Während in angelsächsischen Ländern die „Watchdog“-Funktion des Journalismus tief verwurzelt ist, kämpft die deutsche Medienlandschaft seit Jahrzehnten mit dem Vorwurf der Autoritätsgläubigkeit. Ein Blick auf die wenigen Ausnahmen – von Tucholsky bis Merseburger – zeigt, was deutscher Journalismus sein könnte, aber selten war.

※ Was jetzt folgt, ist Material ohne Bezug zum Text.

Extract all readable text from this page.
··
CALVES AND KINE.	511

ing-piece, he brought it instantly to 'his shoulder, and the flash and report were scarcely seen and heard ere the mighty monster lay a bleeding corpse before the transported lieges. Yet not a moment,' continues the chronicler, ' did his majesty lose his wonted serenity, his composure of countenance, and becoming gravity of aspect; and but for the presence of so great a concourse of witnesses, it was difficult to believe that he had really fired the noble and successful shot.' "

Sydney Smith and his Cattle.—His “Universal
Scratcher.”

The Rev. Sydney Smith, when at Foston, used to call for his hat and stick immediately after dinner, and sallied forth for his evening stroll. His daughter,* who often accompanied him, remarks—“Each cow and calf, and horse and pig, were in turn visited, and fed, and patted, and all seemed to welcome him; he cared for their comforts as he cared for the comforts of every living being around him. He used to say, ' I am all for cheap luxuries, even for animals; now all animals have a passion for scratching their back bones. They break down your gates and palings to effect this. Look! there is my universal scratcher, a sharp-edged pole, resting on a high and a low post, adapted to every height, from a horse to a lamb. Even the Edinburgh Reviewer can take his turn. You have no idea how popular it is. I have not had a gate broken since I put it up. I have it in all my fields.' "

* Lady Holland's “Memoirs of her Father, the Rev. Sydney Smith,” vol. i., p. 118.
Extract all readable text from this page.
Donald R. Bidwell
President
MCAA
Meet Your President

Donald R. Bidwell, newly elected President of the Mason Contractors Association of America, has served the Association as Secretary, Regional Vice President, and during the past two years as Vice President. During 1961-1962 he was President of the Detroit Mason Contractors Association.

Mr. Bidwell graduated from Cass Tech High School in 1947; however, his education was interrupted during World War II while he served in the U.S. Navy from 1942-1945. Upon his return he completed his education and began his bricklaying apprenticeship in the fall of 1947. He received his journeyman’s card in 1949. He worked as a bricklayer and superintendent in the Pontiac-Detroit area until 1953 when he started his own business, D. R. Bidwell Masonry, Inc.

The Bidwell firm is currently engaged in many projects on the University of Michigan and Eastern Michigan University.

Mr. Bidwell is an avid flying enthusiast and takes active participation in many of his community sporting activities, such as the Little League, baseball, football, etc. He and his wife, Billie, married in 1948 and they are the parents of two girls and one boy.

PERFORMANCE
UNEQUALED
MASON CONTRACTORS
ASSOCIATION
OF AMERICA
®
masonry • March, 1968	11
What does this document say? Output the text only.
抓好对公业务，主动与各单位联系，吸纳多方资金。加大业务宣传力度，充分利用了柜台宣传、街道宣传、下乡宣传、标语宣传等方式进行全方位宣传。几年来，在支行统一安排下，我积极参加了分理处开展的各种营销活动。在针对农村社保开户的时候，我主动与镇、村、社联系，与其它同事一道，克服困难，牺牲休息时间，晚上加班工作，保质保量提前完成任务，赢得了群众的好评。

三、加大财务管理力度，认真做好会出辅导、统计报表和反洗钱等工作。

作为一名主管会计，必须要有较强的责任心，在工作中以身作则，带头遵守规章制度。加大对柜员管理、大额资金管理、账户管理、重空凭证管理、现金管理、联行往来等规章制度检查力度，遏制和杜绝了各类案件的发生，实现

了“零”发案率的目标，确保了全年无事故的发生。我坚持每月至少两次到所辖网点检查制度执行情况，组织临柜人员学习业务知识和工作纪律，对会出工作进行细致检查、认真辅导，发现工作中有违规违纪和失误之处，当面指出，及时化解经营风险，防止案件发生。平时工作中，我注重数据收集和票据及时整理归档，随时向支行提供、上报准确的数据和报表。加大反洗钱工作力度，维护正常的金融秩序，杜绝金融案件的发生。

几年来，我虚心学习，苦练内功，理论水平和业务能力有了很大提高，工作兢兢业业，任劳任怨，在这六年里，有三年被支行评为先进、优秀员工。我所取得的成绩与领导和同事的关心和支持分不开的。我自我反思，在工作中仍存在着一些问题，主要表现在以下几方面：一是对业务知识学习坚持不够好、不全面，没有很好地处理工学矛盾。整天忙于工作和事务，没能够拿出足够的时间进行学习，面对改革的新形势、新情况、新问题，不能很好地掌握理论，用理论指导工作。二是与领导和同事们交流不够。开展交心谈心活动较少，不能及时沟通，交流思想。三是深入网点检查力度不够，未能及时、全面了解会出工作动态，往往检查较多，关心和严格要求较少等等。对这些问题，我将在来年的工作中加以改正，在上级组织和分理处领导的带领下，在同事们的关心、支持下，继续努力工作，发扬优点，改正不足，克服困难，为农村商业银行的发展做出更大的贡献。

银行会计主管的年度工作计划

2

Es ist ein Vorwurf, der den deutschen Journalismus wie ein Schatten begleitet: die mangelnde Distanz zur Macht, die Neigung zum „Verlautbarungsjournalismus“, die Autoritätshörigkeit. Während in den USA oder Großbritannien die Presse traditionell ihre Rolle als gesellschaftliches Korrektiv versteht, als unbequemer Wächter der Demokratie, dominiert in Deutschland ein anderes Selbstverständnis – eines, das Konsens über Konflikt, institutionelles Vertrauen über skeptische Distanz stellt.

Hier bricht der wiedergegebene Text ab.